Friday, November 2, 2012

Hall of Fame

Jane Peterson, Central Lakes College head women’s volleyball coach, on Thursday, Nov. 8 will be inducted into the Hall of Fame of the NJCAA Volleyball Coaches Association. She holds the distinction as having coached the most wins among active coaches in the National Junior College Athletic Association. Peterson, who this season surpassed 500 wins, will accept the honor at the national tournament banquet at the Kahler Grand Hotel in Rochester. The Division III championship event is held in Rochester, where three Raider teams coached by Peterson have earned national titles and made nine appearances as the regional champion. Peterson’s volleyball coaching record at CLC is 507-226 through 22 seasons. She reached 500 wins on Oct. 3, a milestone equally as significant as the 2007 award from the American Volleyball Coaches Association: Coach of the Year.


Her resume’ includes all-conference honors in high school and college, along with Most Valuable Player recognition from the East Coast Conference in 1985 to cap a four-year, Division I collegiate career that began with a volleyball scholarship. In 2005 she was inducted in the College of William and Mary Athletic Hall of Fame.

            She has been NJCAA Division III Coach of the Year three times, Conference Coach of the Year four times, and Region Coach of the Year nine times.

            “It all makes me feel old,” said the forward-looking coach who has coached All-Americans 19 times and led six Minnesota College Athletic Conference championship teams. “It seems like those are things that old coaches achieve.

“I am not very good at history, but I remember national championships as big wins and a couple state championships that were big wins, or when we played really good teams and had to work hard against them to win, but I can’t remember my first win.”

            Peterson feels like she is at the peak of her curiosity for her craft. The teaching and learning of skills and strategies, the psychology of sport, the way a brain learns and practices movement, group dynamics and communication skills – all these things are things she is still curious about and anxious to learn and teach more about.

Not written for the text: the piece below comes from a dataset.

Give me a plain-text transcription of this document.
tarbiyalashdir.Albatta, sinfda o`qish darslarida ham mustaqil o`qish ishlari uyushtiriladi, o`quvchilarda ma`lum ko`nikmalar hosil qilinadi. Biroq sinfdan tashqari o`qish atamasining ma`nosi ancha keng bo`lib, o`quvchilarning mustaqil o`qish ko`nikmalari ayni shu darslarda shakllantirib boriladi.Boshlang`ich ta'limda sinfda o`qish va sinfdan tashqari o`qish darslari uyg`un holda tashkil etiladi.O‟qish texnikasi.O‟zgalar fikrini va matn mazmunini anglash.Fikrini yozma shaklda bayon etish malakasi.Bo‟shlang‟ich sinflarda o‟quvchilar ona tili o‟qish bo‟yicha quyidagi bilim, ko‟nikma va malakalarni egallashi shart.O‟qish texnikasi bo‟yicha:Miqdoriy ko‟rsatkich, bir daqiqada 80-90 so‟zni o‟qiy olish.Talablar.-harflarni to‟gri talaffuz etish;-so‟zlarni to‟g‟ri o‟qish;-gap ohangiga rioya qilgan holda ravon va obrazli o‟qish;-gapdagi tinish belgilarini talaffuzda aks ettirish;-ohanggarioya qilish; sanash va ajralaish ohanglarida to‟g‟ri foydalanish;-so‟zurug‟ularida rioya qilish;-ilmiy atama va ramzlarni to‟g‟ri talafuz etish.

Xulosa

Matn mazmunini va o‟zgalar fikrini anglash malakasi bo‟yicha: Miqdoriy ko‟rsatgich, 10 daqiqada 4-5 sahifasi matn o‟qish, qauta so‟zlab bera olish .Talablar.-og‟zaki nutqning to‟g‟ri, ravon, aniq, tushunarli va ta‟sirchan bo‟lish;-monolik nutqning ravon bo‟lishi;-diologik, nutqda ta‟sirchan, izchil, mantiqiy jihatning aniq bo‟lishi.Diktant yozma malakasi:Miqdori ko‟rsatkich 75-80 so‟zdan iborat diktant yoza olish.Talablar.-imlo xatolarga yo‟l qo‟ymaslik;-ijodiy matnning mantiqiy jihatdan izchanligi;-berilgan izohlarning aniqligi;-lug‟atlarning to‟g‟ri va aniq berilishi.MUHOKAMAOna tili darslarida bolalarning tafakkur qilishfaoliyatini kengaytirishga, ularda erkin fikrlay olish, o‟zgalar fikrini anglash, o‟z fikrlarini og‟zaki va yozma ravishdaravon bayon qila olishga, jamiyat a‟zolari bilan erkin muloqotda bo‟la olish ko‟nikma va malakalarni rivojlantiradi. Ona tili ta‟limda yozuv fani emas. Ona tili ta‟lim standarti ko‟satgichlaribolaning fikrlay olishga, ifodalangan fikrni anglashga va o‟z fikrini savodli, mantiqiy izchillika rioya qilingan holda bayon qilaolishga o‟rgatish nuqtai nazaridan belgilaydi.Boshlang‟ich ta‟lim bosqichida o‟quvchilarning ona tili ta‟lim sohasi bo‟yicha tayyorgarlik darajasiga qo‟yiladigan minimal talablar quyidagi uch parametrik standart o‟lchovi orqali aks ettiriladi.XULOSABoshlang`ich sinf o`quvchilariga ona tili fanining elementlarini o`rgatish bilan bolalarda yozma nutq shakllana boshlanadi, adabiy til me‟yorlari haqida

            “I feel strange about going to Rochester without my team this year,” she admitted. “We had such a great season of improvement and for whatever reason didn’t play like we should have (in losing the regional championship match to Northland). The 2012 team had climbed to No. 4 in the national rankings after winning the MCAC Northern Division regular-season title. The team finished with 22 wins, 7 losses.

            Every year she still looks forward to fall and the beginning of a new volleyball season. Every day she still looks forward to going to practice – to try to create a “great” moment for someone.

            Her love for the game began as a high school sophomore in La Jolla, Calif., when athletic competition came naturally to her. By age 12 she had watched enough games to know how to make an unassisted triple play at shortstop in “booby sox softball.”

            The minute she went to her first volleyball practice she knew that she loved this game – this game that has been an integral part of her life since then. She said the game allowed to her feel “great” about herself and others.

That great feeling, that incredible high, is what she continues to strive for – daily. Her first “great” moment was when the coach told her she should call her mom to come pick her up later because she wanted her to stay and practice with the varsity. Her second “great” moment in the game was when she earned the nickname “Dr. Dink” – when as a sophomore she was a little unsure of pounding the ball and instead just “dinked” it everywhere in her first playoff game.

There were many “great” moments since then, but most of her memories of the game are about the relationships that were built with teammates and coaches at La Jolla High and the William and Mary (Williamsburg, Va.) and players she coached at Wayland Academy (Beaver Dam, Wis.), St. Cloud State University, and Central Lakes College.

Memories of all those people center on the fun that was had on and off the court. To this day Peterson loves a good road trip. “Nothing better than a long bus ride and some good laughs,” she said.